Mosaic-like bowls, each 8 inches in diameter, featuring lapis geometric sections with pyrite inclusions, Afghanistan, realized $1,125 including the buyer’s premium in 2018. Image courtesy Bonhams, www.bonhams.com
During the Baroque era, lapis was laboriously ground into the deep blue, ultra-expensive pigment ultramarine, a “noble color, beautiful, the most perfect of all colors.” In frescoes and oil paintings, it was generally reserved for garments of heavenly figures.
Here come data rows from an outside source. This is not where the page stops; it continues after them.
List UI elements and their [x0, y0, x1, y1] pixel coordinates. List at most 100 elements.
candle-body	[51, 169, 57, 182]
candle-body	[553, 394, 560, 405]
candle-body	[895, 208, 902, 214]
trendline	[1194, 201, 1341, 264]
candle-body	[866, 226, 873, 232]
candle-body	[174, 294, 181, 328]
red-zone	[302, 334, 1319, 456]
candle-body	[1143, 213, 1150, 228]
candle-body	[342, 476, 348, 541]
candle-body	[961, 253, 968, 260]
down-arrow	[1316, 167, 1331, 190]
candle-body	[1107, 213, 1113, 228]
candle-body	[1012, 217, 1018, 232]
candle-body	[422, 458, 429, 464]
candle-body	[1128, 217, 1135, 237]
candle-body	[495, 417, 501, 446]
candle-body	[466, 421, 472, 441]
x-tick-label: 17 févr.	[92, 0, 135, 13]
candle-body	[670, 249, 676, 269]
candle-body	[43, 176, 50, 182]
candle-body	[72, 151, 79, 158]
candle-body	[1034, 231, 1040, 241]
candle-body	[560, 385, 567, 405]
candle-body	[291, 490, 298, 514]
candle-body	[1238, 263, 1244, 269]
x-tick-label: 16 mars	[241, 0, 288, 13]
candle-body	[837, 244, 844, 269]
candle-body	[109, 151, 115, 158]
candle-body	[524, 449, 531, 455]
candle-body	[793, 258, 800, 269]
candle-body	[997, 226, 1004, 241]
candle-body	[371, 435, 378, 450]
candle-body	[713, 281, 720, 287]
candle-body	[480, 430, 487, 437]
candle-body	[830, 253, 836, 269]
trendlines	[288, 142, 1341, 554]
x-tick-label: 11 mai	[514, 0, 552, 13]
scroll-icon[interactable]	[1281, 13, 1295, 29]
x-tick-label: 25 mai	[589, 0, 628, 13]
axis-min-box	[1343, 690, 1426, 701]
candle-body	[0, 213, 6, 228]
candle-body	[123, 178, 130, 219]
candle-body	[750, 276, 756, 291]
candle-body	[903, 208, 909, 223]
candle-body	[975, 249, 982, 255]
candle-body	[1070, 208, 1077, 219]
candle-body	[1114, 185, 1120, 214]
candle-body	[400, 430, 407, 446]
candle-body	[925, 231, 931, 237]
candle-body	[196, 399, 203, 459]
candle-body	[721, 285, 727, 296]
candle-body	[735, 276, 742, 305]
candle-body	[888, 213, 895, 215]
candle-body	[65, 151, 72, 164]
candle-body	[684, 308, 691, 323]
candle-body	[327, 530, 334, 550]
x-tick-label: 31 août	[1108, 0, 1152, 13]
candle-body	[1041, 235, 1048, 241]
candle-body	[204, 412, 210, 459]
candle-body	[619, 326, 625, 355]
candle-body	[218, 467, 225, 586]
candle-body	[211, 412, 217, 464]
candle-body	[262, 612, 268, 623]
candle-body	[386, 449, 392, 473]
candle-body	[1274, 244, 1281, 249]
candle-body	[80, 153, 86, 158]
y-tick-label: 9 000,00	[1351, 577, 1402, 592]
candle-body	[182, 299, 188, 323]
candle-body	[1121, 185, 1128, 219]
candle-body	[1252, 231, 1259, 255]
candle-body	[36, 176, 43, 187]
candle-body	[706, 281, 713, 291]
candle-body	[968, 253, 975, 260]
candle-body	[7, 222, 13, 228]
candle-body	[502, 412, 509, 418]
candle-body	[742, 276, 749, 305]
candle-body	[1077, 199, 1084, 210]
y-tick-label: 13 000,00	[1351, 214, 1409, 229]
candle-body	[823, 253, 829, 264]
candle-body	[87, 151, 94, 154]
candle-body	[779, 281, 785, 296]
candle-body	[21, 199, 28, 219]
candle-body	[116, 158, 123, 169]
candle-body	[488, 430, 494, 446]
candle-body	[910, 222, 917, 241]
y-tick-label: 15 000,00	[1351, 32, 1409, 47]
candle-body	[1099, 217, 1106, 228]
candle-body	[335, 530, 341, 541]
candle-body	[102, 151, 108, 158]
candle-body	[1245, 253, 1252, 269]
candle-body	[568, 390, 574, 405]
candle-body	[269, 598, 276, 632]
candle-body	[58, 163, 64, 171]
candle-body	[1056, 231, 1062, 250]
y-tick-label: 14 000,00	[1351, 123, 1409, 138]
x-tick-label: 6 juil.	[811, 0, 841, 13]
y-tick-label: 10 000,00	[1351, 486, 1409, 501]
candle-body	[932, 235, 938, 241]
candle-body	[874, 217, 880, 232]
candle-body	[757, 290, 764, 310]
Opulent, blue-hued, carved lapis creations remained fashionable symbols of wealth and status through the 20th century. Gilt-mounted boxes, statuettes, vases, clocks and lapis-laden candlesticks adorned many a parlor mantelpiece. Due to their exquisite quality and aesthetic appeal, each piece is worth far more than the amount of lapis it contains.
Bold lapis-dial wristwatch, 18K solid gold, signed, numbered, unworn with box and papers, Christian Dior, circa 2014. Image courtesy of Watches of Knightsbridge Auctioneers and LiveAuctioneers
Lapis lazuli creations continue to charm. Tiny Egyptian and Roman amulets, shaped like hippos, hearts, hawks, fish or frogs, offer spiritual protection as of old. Intricately carved Chinese figurines, snuff bottles, plaques, pendants and prayer beads evoke the mysterious Orient. Russian and Chilean white, cloud-streaked chess sets, vases, trinket boxes and bangles, when set to advantage, are not less alluring.
Exciting contemporary lapis designs also abound. Towering, highly polished, deep blue obelisks, freeform chunks and mosaic-like sculptures make dramatic decorative statements. So do stunning jewelry boxes, vases, inlaid clocks and artistic, nature-themed pieces.
Yet lapis lazuli jewelry, available in countless forms, sizes, styles and designs, is a perennial favorite. Classy lapis cufflinks and pinky rings vie with elegant tie tacks, wristwatches and lapis-veneered fountain pens. Delicately carved indulgences vie with chic, cabochon-cut lapis earrings, beads and brooches, many glittering with diamonds and gold.
Many, as of old, believe that lapis lazuli holds great healing powers. A pebble-size pyramid placed beneath a pillow, for example, allegedly eases insomnia. Lapis arm bangles are said to relieve stress, purify blood and boost the respiratory, immune and nervous systems. Rubbing lapis on afflicted areas alleviates a litany of ailments. Moreover, say some, lapis lazuli promotes self-awareness, inner harmony, confidence, joy and peace.